Solidarity rally for striking college faculty at Humber College features performance by theatre students
By Kit Kolbegger
Students at Humber College’s Lakeshore campus sang out their declaration at a rally in support of striking college faculty Friday afternoon.
“We want, we want, classes.”
The chant was part of a longer one, written and performed by students in the theatre performance program. It was chanted to the tune of Queen’s “We Will Rock You.”
Iliana Spirakis helped organize the student performance. She said she supported the strike, and that the faculty union’s demands were valid.
“In a few years, this might be us,” she said. She said academic freedom was especially important to her as an artist.
“If our artist teachers do not have the freedom to create and to teach us whatever they want, how are we going to learn?” she said. “It’s art, it’s not math.”

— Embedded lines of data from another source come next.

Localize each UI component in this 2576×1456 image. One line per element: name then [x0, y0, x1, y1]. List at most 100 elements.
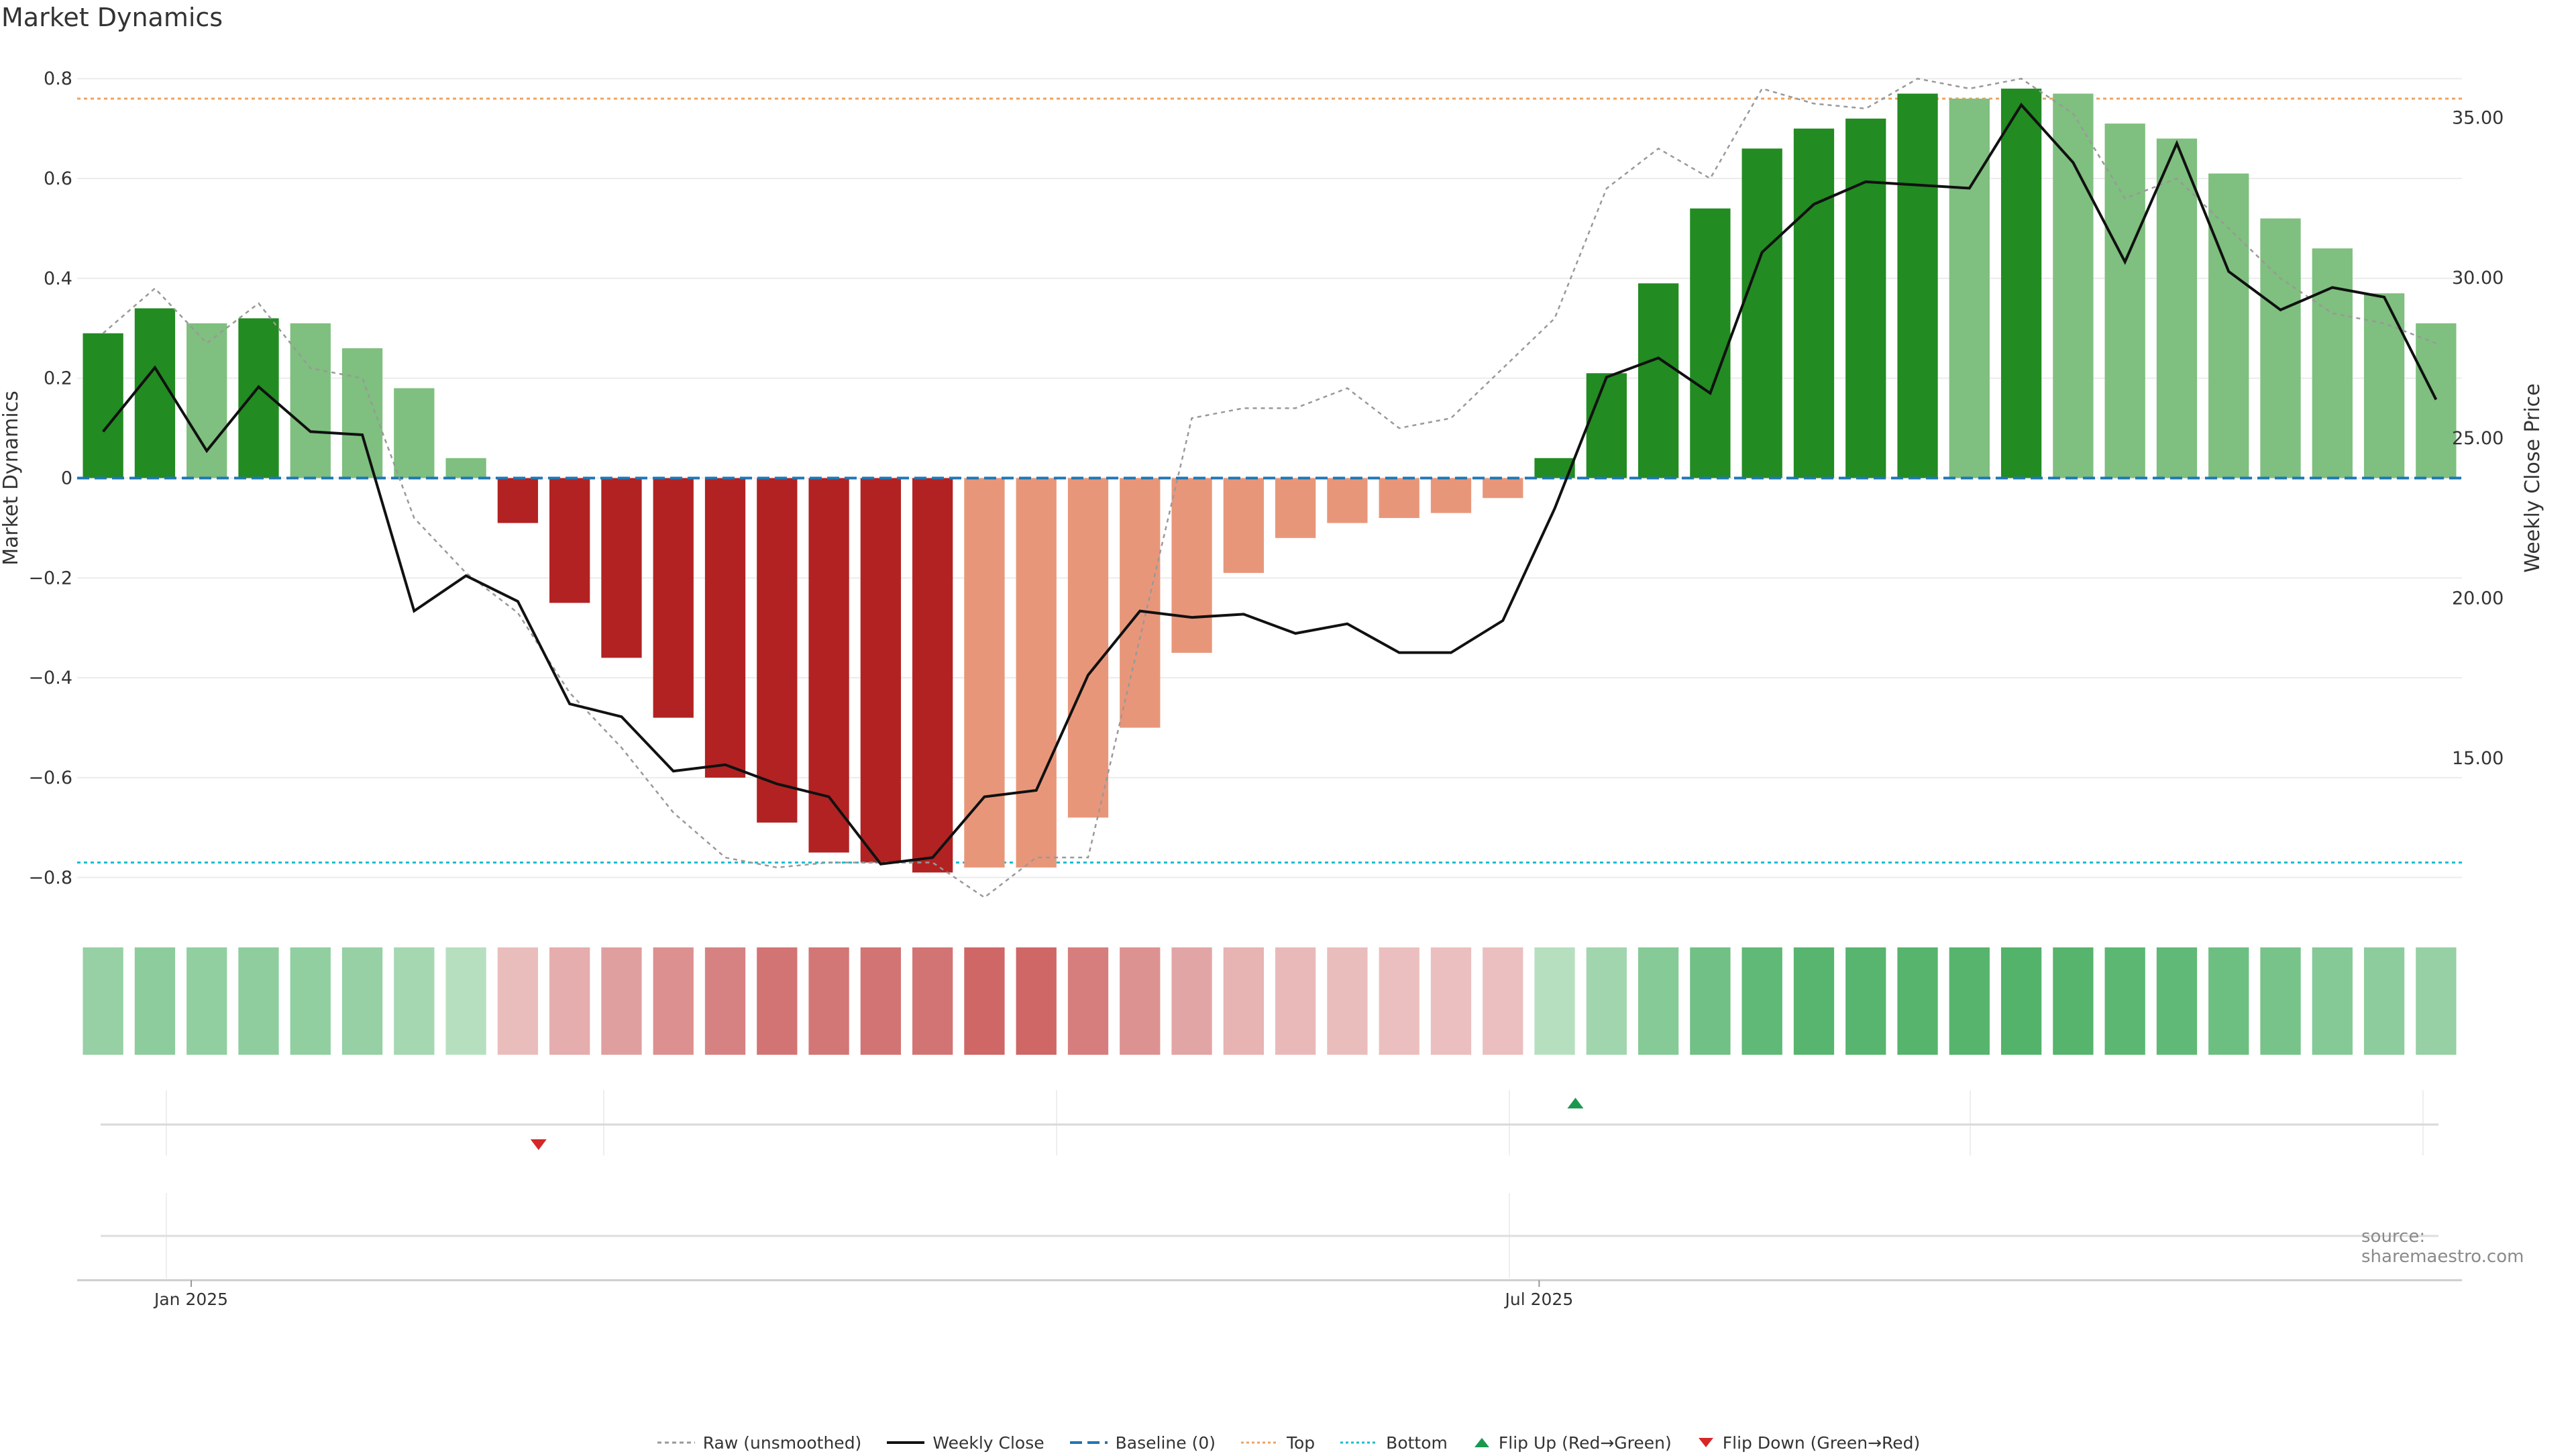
intensity-cell	[134, 947, 176, 1055]
bar	[549, 478, 590, 603]
bar	[2363, 293, 2405, 478]
legend-weekly-close-label: Weekly Close	[932, 1433, 1044, 1453]
intensity-cell	[860, 947, 902, 1055]
legend-baseline-label: Baseline (0)	[1115, 1433, 1216, 1453]
bar	[1223, 478, 1264, 573]
x-tick-label: Jul 2025	[1504, 1290, 1574, 1309]
bar	[1949, 98, 1990, 478]
intensity-cell	[1275, 947, 1316, 1055]
intensity-cell	[1534, 947, 1575, 1055]
intensity-cell	[2156, 947, 2198, 1055]
legend-top-label: Top	[1286, 1433, 1316, 1453]
legend-flip-down: Flip Down (Green→Red)	[1696, 1433, 1921, 1453]
source-note: source: sharemaestro.com	[2361, 1227, 2524, 1267]
legend-bottom: Bottom	[1339, 1433, 1448, 1453]
intensity-cell	[238, 947, 279, 1055]
y-tick-label: −0.6	[28, 768, 72, 788]
bar	[808, 478, 849, 853]
intensity-cell	[2104, 947, 2145, 1055]
bar	[1171, 478, 1212, 653]
intensity-cell	[912, 947, 953, 1055]
legend-raw: Raw (unsmoothed)	[656, 1433, 861, 1453]
intensity-cell	[2053, 947, 2094, 1055]
legend-weekly-close: Weekly Close	[885, 1433, 1044, 1453]
x-tick-label: Jan 2025	[153, 1290, 228, 1309]
flip-up-marker	[1567, 1098, 1584, 1108]
bottom-panel: Jan 2025 Jul 2025	[77, 1193, 2462, 1309]
intensity-cell	[1483, 947, 1523, 1055]
bar	[2312, 248, 2353, 478]
bar	[2053, 93, 2094, 478]
bar	[290, 323, 331, 478]
intensity-cell	[2312, 947, 2353, 1055]
flip-down-marker	[530, 1139, 547, 1150]
bar	[1067, 478, 1109, 818]
bar	[83, 333, 123, 478]
bar	[757, 478, 798, 823]
intensity-cell	[808, 947, 849, 1055]
flip-panel	[101, 1090, 2438, 1155]
y-tick-label: −0.2	[28, 568, 72, 588]
chart-title: Market Dynamics	[1, 3, 223, 32]
bar	[1845, 118, 1886, 478]
bottom-line-swatch	[1340, 1441, 1379, 1444]
bar	[2104, 123, 2145, 478]
bar	[2416, 323, 2457, 478]
y-tick-label: 0.6	[44, 168, 72, 189]
bar	[394, 388, 435, 478]
intensity-cell	[1327, 947, 1368, 1055]
bar	[1016, 478, 1057, 868]
reference-lines	[77, 97, 2462, 864]
intensity-cell	[1741, 947, 1782, 1055]
bar-series	[83, 89, 2457, 873]
legend-flip-up: Flip Up (Red→Green)	[1472, 1433, 1672, 1453]
top-line-swatch	[1240, 1441, 1279, 1444]
bar	[1690, 208, 1731, 478]
intensity-cell	[1845, 947, 1886, 1055]
bar	[2260, 218, 2301, 478]
close-line-swatch	[887, 1441, 925, 1444]
intensity-cell	[653, 947, 694, 1055]
bar	[186, 323, 227, 478]
y2-tick-label: 25.00	[2452, 428, 2504, 449]
bar	[964, 478, 1005, 868]
intensity-cell	[341, 947, 383, 1055]
bar	[860, 478, 902, 863]
intensity-cell	[1120, 947, 1161, 1055]
bar	[1275, 478, 1316, 538]
bar	[1741, 148, 1782, 478]
intensity-cell	[1067, 947, 1109, 1055]
y2-axis-label: Weekly Close Price	[2521, 383, 2544, 572]
flip-down-icon	[1698, 1438, 1713, 1447]
intensity-cell	[394, 947, 435, 1055]
bar	[653, 478, 694, 718]
legend-flip-down-label: Flip Down (Green→Red)	[1722, 1433, 1921, 1453]
y2-tick-label: 30.00	[2452, 268, 2504, 289]
bar	[341, 348, 383, 478]
bar	[912, 478, 953, 873]
intensity-cell	[1016, 947, 1057, 1055]
legend: Raw (unsmoothed) Weekly Close Baseline (…	[0, 1429, 2576, 1456]
y-tick-label: 0.4	[44, 268, 72, 289]
raw-line-swatch	[657, 1441, 695, 1444]
intensity-cell	[1223, 947, 1264, 1055]
baseline-swatch	[1069, 1441, 1108, 1444]
bar	[1379, 478, 1419, 519]
legend-bottom-label: Bottom	[1386, 1433, 1448, 1453]
intensity-cell	[1430, 947, 1472, 1055]
bar	[2208, 173, 2249, 478]
bar	[704, 478, 746, 778]
intensity-cell	[1638, 947, 1679, 1055]
y-tick-label: 0	[61, 468, 72, 489]
intensity-cell	[2363, 947, 2405, 1055]
intensity-cell	[2260, 947, 2301, 1055]
intensity-cell	[757, 947, 798, 1055]
intensity-cell	[445, 947, 486, 1055]
intensity-cell	[1897, 947, 1938, 1055]
intensity-cell	[1586, 947, 1627, 1055]
intensity-cell	[1171, 947, 1212, 1055]
bar	[1483, 478, 1523, 499]
bar	[497, 478, 539, 523]
intensity-cell	[601, 947, 642, 1055]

Iliana Spirakis leads a chant at Humber College’s Lakeshore Campus on Friday, October 20, 2017. Spirakis said students just want their education, as they’re at college to learn. Photo: Kit Kolbegger/ The Spare
“Today, we’re showing our teachers… and everyone involved in the strike that the students really do care about our faculty,” she said.
“We support our teachers and we’re not mad at them. We want the union and the board and everybody to know that we think what they’re fighting for is important to us.”
Students look at their chant sheet and hold their signs at Humber College’s Lakeshore Campus on Friday, October 20, 2017. The chant included lines like “We’re mad at the college, not at our teachers” and “This is not fair, just get it together.” Photo: Kit Kolbegger / The Spare
Bob Bolf, Humber’s faculty union president, said that the union firmly believed both students and faculty are important.
“Everything is built on the fact that students matter. Students come to our college to learn skills that will make them successful in their careers,” he said, addressing the crowd.
Bolf said that students come to colleges because of the faculty there.
“Students learn from faculty. They don’t learn from brand new shining buildings with glass and chrome.”
Emma Dinning, a first-year student in the theatre performance program, said she came out to the rally to learn a little more about the strike.
“I was not as aware of the political climate in the school as I should have been,” she said. “I was so woefully uninformed.”
Dinning said other students, not just faculty, had been very informative about the issues in the strike. She also said she had looked at one of the leaflets faculty had been handing out, which outlined five key issues for the union.
“It seems like all of their requests are reasonable and they’re being so respectful the way they’re going about it and the other side just seems to be having nothing to do with it.”
JP Hornick, head of the faculty union’s bargaining team, said she felt the rally had been amazing.
“We had the Canadian Association of University Teachers show up in support, we got so many students, we’ve got really good union support,” she said.
Hornick said precarious work and meaningful participation by “ground level” employees were important issues for everyone, students and teachers alike.
“Every time you talk to a student, they immediately understand these issues, and they immediately understand the impact it’s had on them,” she said.
Hornick said she would encourage students to come out to the picket lines to talk to their instructors about the strike.
“Whether you agree with what’s happening, whether you don’t, whether you understand it or whether that’s a foreign set of issues for you, come out and talk to your faculty and find out what it means for you. Then decide from there.”